Comment en est-on arrivé là ? L'enquête de la rédaction de France 3.
L'effroi
Le 9 mai 2023, la scène filmée par un riverain fait résonner la violence d'un meurtre en pleine rue. Tirs en rafale sous les fenêtres des habitants de Fontbarlettes. 52 douilles sont retrouvées au sol. Bilan : 1 mort et 1 blessé grave, séquestré et à qui on a coupé une oreille.
Depuis le début de l'année, 30 cas de fusillades avec des armes de guerre, des kalachnikovs. On parle vraiment d'une guerre de territoire.

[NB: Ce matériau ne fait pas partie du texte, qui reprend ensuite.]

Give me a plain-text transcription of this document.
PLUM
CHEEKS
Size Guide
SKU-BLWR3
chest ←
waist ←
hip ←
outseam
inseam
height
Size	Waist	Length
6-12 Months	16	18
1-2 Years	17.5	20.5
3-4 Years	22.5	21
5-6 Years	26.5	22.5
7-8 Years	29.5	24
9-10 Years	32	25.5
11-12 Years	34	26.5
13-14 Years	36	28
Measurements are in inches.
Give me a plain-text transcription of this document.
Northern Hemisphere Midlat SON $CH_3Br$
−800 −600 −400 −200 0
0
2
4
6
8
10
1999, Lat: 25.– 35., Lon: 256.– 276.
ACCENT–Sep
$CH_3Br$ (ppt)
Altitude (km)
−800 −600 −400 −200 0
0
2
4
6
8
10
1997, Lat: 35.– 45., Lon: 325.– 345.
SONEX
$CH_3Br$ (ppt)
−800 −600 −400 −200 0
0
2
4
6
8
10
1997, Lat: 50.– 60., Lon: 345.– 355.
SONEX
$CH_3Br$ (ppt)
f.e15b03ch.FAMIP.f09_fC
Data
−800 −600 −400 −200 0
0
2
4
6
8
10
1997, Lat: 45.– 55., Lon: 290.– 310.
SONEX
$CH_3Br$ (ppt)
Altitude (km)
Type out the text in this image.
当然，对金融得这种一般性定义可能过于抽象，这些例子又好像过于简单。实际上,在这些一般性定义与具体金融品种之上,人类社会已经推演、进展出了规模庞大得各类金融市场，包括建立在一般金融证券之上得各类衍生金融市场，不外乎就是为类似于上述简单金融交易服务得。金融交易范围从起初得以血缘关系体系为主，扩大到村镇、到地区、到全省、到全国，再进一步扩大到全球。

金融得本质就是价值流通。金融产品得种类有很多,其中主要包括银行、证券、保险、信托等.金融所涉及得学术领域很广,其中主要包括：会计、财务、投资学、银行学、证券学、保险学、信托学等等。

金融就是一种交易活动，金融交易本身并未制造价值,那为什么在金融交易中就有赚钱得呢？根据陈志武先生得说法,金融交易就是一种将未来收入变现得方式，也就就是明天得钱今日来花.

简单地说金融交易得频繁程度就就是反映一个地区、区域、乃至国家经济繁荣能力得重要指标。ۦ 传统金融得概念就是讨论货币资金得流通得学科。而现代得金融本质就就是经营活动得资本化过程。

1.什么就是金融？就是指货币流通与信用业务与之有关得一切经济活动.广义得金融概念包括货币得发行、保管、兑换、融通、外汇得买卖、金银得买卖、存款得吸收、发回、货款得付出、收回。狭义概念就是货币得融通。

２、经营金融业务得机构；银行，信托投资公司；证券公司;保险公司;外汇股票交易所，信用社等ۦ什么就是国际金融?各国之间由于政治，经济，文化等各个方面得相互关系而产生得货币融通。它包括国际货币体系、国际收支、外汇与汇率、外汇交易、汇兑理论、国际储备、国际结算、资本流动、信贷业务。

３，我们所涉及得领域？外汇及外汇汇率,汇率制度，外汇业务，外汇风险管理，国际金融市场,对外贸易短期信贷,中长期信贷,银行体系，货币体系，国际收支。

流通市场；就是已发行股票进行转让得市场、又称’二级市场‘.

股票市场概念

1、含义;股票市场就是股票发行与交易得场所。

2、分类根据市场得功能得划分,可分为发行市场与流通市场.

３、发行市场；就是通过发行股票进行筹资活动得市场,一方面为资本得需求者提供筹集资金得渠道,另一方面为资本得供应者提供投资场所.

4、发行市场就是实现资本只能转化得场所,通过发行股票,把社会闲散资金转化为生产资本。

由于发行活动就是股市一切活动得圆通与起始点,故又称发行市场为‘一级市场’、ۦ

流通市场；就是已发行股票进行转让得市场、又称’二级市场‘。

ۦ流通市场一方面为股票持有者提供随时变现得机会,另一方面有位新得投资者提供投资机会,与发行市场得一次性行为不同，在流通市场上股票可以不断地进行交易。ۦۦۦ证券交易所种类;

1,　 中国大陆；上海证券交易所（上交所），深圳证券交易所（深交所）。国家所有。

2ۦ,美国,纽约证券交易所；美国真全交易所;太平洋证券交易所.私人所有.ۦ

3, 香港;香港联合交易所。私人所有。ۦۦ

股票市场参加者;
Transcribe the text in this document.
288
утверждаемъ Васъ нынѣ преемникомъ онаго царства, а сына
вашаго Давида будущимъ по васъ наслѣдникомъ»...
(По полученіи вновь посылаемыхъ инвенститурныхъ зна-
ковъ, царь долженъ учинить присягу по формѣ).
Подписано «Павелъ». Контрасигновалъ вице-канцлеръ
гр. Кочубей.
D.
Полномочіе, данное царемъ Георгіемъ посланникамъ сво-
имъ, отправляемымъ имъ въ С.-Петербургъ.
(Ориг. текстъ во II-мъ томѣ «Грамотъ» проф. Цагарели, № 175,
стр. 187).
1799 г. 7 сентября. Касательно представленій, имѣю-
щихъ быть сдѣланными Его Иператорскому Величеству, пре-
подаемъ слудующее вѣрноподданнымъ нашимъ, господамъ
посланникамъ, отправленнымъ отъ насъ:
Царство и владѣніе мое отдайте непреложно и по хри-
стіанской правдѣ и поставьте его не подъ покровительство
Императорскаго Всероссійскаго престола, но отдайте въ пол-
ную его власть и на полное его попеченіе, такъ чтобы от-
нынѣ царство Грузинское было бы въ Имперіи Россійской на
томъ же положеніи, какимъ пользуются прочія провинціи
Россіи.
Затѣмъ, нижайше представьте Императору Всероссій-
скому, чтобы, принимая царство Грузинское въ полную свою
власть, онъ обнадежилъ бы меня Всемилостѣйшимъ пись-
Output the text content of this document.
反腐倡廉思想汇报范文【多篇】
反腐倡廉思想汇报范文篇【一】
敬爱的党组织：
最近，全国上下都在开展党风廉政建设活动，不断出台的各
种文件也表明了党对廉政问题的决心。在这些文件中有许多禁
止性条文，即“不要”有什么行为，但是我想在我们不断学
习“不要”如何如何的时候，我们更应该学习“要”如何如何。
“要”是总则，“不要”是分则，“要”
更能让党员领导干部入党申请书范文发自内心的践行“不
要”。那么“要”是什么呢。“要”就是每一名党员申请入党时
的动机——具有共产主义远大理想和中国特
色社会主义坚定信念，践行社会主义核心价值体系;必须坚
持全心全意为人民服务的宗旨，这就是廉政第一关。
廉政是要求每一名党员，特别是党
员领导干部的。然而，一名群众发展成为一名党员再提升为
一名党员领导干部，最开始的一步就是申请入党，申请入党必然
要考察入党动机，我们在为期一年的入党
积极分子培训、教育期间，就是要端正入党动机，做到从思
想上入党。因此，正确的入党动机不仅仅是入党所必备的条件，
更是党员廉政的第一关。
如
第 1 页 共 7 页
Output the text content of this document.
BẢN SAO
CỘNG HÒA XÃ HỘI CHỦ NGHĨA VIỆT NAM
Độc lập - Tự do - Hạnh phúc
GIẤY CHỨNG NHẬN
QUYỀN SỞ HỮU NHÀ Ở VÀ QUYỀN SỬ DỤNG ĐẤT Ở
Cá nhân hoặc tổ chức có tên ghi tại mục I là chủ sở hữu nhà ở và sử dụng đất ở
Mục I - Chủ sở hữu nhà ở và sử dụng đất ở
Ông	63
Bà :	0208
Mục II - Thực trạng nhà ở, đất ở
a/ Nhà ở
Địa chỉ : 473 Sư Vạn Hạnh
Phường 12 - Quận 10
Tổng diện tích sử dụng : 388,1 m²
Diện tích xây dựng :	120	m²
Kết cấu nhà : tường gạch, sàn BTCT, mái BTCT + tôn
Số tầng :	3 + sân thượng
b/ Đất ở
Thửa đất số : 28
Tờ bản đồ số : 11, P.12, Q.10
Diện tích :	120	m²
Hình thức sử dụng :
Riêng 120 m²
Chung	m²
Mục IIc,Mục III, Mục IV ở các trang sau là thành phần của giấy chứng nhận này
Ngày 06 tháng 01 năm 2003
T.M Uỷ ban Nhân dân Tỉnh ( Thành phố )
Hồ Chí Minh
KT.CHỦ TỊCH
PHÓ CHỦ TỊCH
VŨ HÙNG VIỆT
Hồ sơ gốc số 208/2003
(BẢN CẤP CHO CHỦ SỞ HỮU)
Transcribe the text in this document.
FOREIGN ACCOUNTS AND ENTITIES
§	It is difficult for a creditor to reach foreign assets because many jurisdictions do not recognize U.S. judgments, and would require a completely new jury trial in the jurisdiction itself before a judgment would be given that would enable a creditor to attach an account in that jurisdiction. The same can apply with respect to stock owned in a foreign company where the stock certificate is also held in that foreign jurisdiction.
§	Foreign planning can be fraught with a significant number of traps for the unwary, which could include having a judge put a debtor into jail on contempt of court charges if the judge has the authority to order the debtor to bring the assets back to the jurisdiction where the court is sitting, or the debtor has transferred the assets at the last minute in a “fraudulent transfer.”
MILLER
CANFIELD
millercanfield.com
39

Denis Iglesias, secrétaire d'Alliance Police nationale 26
Les CRS 8, experts en maintien de l'ordre dans les situations extrêmes, sont déployés au lendemain de cette fusillade meurtrière filmée par un riverain. Une douzaine de fourgons et une cinquantaine d'agents sont déployés dans les deux quartiers concernés de Valence. Mais, quelques heures après le premier meurtre, un deuxième homme est tué par balle alors qu'il circule en scooter sur un rond-point à deux heures du matin.
"Par habitude, je sais qu'ils viennent. Ils font la sécurité pendant à peu près une semaine. Ils contrôlent un peu tout le monde et vérifient s'il n'y a pas d'armes. Et après, ils partent et on les revoit plus", nous raconte un habitant.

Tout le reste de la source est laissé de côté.